Delayed Trailing Stop-Loss
Delayed Trailing Stop-Loss is a combination of regular stop-loss and trailing stop-loss. It starts with regular stop-loss to minimize the loss if the position drops in value. If the price goes up, there is an activation percentage, once the price action meets the activation percentage trailing stop-loss is activated, and from there, trailing stop-loss is used until the position is closed by the price pulling back into the trailing stop-loss.
The benefit of the delayed trailing stop-loss is that you can have a large stop-loss target at the start, later locking in your profits once the position starts going up with a much smaller stop-loss with trailing stop-loss. With regular trailing stop-loss, your stop-loss percentage is often very small, so small fluctuations could cause you to lose your position due to the tight gap between your entry and stop-loss. With delayed trailing stop-loss, you have a bigger opportunity to profit because you will have a much more significant gap until stop-loss is activated.
Example
For example, you set your stop-loss percentage to be 2.5%, this means that if your position drops by 2.5%, you will have your position closed automatically by a market sell. Your trailing stop-loss activation percentage is 0.75%, which means that if the price goes up to 0.75% above your entry price, you will activate the trailing stop-loss. Finally, your trailing stop-loss percentage is 0.25%, this means that once the trailing stop-loss is activated by hitting 0.75%, you will have at least 0.25% of your profits locked in. So even if the price goes down, you will lock in at least 0.25%, but you can make way more if the price continues to go up.

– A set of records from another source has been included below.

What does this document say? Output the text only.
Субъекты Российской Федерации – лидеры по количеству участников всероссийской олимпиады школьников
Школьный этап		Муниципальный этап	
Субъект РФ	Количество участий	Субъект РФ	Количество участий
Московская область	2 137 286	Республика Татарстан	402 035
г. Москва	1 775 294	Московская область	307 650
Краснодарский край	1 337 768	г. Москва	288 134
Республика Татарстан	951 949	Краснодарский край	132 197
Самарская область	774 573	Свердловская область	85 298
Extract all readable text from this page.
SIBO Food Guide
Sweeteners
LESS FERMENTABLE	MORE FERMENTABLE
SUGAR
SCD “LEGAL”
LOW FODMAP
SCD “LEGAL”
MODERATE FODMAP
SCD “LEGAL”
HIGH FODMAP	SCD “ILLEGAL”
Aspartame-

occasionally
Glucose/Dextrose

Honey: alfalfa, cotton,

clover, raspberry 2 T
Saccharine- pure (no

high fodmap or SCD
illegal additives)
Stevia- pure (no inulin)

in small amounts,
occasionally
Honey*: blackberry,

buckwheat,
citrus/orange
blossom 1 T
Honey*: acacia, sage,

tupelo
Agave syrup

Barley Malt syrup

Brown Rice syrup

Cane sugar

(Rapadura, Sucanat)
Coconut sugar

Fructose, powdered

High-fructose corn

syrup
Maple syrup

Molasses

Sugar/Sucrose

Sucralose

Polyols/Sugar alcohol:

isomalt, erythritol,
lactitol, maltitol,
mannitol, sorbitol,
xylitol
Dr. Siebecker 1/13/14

This means that if the price goes down an entire 2%, you will not exit the trade, but later once you’re in profit, the profit will be locked in by the trailing stop-loss activation and the original stop-loss will be replaced by trailing stop-loss.
- The bot enters the position (black line).
- Right away the bot places a stop-loss 2.5% below the entry price (lower red line).
- Once the price action rises 0.75% above the buy price (orange line) trailing stop-loss is activated.
- The new stop-loss is now 0.25% (upper red line) below the current price action thanks to trailing stop-loss activating.
- Due to Trailing stop-loss activating the previous stop-loss from step 2 is now removed.
- The price action reverses and the position is sold when the price action meets the trailing stop-loss line.